Torniamo al Recovery Plan e alla crisi occupazionale
Anche oggi in Europa, e nello specifico in Italia, con la drammatica crisi del lavoro che sta per investire il nostro tessuto sociale, la questione femminile ritorna (in realtà non è mai andata via) più viva che mai. E sono molte le similitudini tra il New Deal di epoca rooseveltiana e il piano sessennale di recovery che modificherà profondamente il profilo occupazionale del nostro Paese.

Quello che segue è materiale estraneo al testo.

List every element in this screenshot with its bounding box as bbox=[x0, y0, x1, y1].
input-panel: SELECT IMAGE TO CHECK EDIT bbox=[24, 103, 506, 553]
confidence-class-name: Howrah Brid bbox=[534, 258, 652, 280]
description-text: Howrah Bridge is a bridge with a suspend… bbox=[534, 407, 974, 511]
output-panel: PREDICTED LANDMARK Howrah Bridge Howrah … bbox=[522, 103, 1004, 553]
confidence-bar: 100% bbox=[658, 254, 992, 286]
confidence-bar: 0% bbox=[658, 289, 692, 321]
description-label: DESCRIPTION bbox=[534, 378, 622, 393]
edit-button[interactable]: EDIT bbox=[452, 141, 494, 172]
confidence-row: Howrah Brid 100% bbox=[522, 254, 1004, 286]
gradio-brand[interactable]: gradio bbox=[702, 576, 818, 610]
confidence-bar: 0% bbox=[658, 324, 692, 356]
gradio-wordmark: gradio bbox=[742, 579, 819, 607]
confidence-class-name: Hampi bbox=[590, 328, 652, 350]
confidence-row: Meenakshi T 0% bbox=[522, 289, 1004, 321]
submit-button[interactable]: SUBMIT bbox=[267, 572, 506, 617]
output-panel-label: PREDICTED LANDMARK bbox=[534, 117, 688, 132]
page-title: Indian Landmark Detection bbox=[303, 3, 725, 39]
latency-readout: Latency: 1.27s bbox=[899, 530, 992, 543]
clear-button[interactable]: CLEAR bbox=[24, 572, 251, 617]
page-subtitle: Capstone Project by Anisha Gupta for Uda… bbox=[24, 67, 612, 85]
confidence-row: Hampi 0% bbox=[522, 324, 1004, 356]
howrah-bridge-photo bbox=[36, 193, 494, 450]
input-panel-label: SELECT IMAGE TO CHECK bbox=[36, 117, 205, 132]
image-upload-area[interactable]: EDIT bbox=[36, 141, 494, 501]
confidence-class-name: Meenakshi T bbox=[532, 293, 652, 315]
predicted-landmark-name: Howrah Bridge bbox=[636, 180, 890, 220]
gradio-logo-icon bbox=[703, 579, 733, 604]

Fa sorridere che il tema del New Deal venga oggi brandito da alcuni partiti come formula (sfocatissima peraltro) per risolvere l’annosa questione della parità di genere. Persino la presenza delle donne nei ruoli apicali dei partiti o nella composizione del Governo viene usata narrativamente per dimostrare che c’è una forte volontà di diminuire il divario tra uomo e donna. In realtà si tratta perlopiù di simboli usati come arredi di scena.
Anche la narrazione agiografica del lontano New Deal rooseveltiano serve perfettamente a questo scopo. Ma non bisogna mai dimenticare che queste operazioni di marketing sociale, che potremmo definire di “pink washing”, servono a occultare il dato più ovvio e banale dei nostri tempi. Ovvero che la presenza femminile sui luoghi di lavoro (e va da sé, nei ruoli di comando) sta subendo e subirà sempre più un drastico ridimensionamento per via della crisi economica che da oltre dieci anni sta schiacciando verso il baratro retributivo il mondo del lavoro, soprattutto quello femminile. E il peggio deve ancora arrivare.

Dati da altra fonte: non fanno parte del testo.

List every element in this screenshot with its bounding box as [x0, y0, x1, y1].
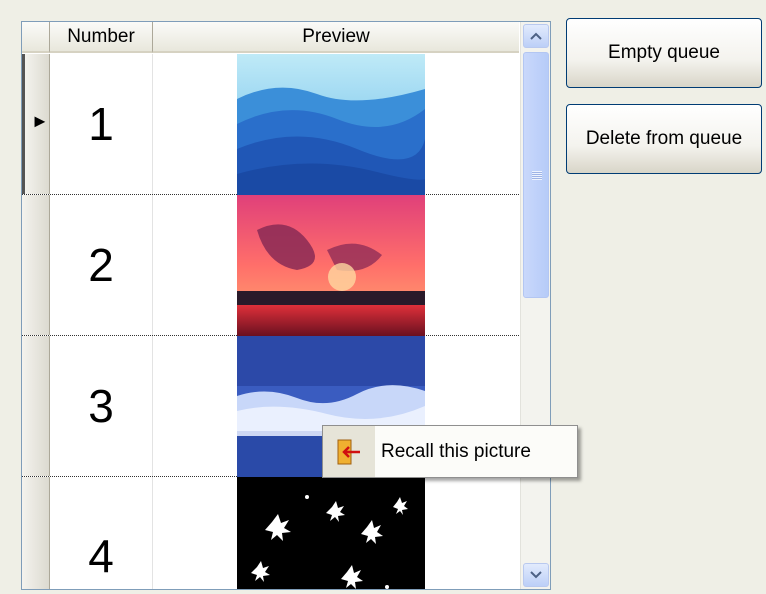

Parlano i dati: nel solo mese di dicembre 2020 sono evaporati 101mila posti di lavoro, di cui 99mila donne, finite disoccupate o inattive (dati Istat). Analizzando poi l’intero 2020, le cose non vanno di certo meglio. Dei 444mila disoccupati prodotti dalla crisi, il 70% è costituito da donne.

 

Gli strani insegnamenti della storia
La storia insegna, come abbiamo in parte visto, che la donna in tempi di crisi è sempre la prima a fare le spese della riorganizzazione della forza lavoro. Siamo quindi immersi in una gigantesca cortina fumogena di comunicazione continuamente rimaneggiata, dove non sono importanti le misure concrete per far fronte seriamente al problema, ma i proclami e le azioni di facciata.
Ci troviamo molto probabilmente sulla soglia di una feroce restaurazione culturale in cui il ruolo femminile verrà nuovamente relegato nel sottoscala delle dinamiche del lavoro.
Con lo tsunami di licenziamenti che travolgerà a breve il tessuto sociale italiano, la lavoratrice è destinata a essere il primo bersaglio di spending review. E se poi la lavoratrice è anche madre o, peggio, ambisse a diventarlo, la promozione al ruolo di casalinga parsimoniosa e senza grilli per la testa è di certo assicurata.
Un nuovo ciclo di riforme o è equo oppure è solo l’ennesimo tentativo (vano) di non far affondare una barca che sta già imbarcando acqua da un pezzo.